Question

VP 3.12.1 Part APart complete A cyclist going around a circular track at 10.0 m/s has a centripetal acceleration of 5.00 m/s2. What is the radius of the curve? Express your answer with the appropriate units. R = 20.0 m Previous Answers Correct VP 3.12.2 Part B A race car is moving at 40.0 m/s around a circular racetrack of radius 265 m. Calculate the period of the motion. Express your answer in seconds.
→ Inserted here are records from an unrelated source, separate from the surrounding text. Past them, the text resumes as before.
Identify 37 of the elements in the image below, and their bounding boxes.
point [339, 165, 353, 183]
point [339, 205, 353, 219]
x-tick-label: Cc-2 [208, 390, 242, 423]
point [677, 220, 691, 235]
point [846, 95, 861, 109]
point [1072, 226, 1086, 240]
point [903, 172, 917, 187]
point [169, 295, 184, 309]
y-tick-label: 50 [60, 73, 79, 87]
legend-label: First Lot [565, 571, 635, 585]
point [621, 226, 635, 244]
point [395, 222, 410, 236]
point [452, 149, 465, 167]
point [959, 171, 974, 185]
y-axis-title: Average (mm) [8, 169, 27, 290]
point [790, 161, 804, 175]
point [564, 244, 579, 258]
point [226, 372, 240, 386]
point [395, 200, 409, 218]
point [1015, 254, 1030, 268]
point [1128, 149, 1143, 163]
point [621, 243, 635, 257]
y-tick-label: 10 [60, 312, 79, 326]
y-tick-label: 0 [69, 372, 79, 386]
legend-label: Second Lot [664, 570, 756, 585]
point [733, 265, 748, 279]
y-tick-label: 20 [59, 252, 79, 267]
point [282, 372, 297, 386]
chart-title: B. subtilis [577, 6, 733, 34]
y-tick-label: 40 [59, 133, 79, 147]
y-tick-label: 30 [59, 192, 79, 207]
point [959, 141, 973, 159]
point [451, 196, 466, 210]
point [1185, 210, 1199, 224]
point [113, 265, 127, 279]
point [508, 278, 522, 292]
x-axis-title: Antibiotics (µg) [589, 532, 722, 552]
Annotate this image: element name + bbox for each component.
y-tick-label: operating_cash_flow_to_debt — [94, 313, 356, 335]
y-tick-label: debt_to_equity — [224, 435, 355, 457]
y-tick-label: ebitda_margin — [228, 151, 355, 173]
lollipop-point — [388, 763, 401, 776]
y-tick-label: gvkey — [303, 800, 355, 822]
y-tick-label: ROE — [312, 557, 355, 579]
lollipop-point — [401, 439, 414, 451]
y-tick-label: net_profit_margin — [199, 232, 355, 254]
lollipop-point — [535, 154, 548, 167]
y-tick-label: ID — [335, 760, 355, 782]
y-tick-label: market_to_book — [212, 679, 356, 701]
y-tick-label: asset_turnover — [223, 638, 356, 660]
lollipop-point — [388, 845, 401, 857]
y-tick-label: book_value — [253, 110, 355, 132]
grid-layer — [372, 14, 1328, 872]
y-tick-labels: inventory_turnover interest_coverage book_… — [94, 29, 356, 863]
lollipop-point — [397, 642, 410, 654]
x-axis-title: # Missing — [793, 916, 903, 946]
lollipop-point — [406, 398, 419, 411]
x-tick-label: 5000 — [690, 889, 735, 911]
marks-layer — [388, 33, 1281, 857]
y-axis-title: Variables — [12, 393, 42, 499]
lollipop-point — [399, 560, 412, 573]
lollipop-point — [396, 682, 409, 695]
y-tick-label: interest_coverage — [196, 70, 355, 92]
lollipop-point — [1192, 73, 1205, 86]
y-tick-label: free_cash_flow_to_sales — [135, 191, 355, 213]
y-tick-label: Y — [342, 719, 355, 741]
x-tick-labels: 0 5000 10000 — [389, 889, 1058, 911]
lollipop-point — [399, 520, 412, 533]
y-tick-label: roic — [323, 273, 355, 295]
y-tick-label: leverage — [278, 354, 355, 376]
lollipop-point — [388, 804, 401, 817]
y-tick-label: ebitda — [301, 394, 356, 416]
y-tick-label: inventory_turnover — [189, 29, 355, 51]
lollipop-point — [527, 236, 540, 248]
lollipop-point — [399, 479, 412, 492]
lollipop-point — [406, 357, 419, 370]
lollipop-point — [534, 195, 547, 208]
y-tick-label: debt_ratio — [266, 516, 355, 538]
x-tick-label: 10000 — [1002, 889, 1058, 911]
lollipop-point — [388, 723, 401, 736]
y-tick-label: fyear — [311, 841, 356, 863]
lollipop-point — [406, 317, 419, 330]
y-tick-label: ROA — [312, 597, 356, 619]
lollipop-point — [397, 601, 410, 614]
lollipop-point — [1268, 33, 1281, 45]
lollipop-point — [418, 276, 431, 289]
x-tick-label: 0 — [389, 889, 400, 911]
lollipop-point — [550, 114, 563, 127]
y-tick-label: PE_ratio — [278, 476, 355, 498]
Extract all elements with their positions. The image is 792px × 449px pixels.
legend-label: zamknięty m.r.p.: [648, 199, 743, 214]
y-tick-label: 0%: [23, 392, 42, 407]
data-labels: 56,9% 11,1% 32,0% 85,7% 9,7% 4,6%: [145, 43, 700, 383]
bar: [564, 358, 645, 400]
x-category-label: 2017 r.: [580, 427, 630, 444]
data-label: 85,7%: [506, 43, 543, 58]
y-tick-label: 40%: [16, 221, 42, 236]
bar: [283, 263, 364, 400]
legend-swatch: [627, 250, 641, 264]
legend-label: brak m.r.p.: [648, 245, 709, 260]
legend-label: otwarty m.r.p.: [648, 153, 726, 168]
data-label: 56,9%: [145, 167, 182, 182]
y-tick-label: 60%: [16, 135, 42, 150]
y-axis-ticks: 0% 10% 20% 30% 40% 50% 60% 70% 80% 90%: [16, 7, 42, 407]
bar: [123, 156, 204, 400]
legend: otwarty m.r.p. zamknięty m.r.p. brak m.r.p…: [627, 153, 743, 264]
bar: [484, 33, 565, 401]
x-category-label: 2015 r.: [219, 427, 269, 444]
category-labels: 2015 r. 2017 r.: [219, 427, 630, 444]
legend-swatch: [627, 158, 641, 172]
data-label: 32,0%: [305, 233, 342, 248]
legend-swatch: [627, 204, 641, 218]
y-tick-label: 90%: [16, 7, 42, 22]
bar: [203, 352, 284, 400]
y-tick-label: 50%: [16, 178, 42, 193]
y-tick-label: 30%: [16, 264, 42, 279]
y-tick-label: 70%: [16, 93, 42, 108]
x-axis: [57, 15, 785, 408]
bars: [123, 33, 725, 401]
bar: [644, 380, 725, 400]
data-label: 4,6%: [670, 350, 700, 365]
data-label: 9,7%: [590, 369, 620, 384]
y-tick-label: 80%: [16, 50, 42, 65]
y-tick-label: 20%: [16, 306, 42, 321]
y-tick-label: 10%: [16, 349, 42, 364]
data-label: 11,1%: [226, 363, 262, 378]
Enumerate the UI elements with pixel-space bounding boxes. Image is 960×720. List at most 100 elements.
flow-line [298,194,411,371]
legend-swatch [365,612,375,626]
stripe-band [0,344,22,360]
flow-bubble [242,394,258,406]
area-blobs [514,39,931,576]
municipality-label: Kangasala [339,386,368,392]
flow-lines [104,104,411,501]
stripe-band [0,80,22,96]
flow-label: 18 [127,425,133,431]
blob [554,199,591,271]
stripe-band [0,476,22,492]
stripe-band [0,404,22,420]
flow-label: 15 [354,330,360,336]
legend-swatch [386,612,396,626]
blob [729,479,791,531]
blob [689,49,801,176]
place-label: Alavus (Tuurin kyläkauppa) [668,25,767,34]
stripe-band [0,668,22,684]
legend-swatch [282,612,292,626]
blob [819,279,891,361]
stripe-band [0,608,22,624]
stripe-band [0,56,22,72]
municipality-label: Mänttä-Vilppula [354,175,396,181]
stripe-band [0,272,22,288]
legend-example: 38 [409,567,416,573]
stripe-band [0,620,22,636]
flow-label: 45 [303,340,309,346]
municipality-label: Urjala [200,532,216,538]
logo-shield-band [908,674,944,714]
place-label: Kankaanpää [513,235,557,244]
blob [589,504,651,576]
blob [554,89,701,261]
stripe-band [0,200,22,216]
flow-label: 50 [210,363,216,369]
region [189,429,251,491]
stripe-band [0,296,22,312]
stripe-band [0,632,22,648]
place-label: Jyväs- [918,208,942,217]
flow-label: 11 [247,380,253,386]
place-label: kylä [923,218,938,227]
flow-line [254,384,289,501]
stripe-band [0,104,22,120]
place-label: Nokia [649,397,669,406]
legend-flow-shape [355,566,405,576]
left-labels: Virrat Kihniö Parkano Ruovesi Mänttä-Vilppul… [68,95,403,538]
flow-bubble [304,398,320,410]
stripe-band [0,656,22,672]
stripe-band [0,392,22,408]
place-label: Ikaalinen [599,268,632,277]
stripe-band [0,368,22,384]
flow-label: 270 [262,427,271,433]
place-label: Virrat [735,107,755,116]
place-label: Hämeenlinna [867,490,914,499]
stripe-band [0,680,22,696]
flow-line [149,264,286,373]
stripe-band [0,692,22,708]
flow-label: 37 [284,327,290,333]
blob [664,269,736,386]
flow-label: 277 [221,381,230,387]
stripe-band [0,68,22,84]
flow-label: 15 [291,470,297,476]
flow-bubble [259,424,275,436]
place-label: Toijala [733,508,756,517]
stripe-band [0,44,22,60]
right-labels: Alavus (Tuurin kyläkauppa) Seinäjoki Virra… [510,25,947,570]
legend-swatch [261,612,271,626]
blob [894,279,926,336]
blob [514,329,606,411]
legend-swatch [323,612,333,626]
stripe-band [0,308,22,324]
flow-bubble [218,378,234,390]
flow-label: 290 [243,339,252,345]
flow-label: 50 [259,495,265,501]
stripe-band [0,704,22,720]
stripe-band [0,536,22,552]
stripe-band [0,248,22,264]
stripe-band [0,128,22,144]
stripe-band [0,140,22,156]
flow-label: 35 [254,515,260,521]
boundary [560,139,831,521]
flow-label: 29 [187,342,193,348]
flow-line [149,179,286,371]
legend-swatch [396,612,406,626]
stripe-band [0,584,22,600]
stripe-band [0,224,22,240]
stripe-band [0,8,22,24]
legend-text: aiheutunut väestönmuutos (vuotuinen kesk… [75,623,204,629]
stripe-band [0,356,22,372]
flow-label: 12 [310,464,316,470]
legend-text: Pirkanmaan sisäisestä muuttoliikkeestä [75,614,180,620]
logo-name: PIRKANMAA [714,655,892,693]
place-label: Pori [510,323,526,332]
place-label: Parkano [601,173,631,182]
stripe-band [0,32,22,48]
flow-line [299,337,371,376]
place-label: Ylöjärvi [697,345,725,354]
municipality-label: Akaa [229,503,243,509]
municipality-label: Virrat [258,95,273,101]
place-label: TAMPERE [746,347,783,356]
T = nothing s Request Answer Part C Calculate the car’s centripetal acceleration.

Answer 1

Answer:

A) r = 20.0 m

B) T = 41.6 s

C) = 6.1 m/s²

Explanation:

A)

• The centripetal acceleration is the one that explains that even though the cyclist is moving at a constant speed, his velocity is changing the direction all the time, keeping him around a circle.
• This acceleration can be expressed as follows:

        $a_{c} =\frac{v^{2}}{r} = \frac{(10.0m/s)^{2}}{r} = 5.00 m/s2 (1)$

• Solving for r:

       $r = \frac{v^{2}}{a_{c} } = \frac{(10.0m/s)^{2}}{5.00m/s2} = 20.0 m (2)$

B)

• We can apply the definition of linear velocity, remembering that the period is the time needed to complete an entire circle (T).
• The arc around a circumference (the distance traveled) , is just 2*π*r, so applying the definition of linear velocity, we can write the following expression:

        $v = \frac{\Delta s}{\Delta t} = \frac{2*\pi*r}{T} (3)$

• Solving  for T:

       $T = \frac{\Delta s}{v} = \frac{2*\pi*r}{v} = \frac{2*\pi*265m}{40.0m/s} =41.6 s (4)$

C)

• The centripetal acceleration of the car from B) can be found as follows:

        $a_{c} =\frac{v^{2}}{r} = \frac{(40.0m/s)^{2}}{265m} = 6.1 m/s2 (5)$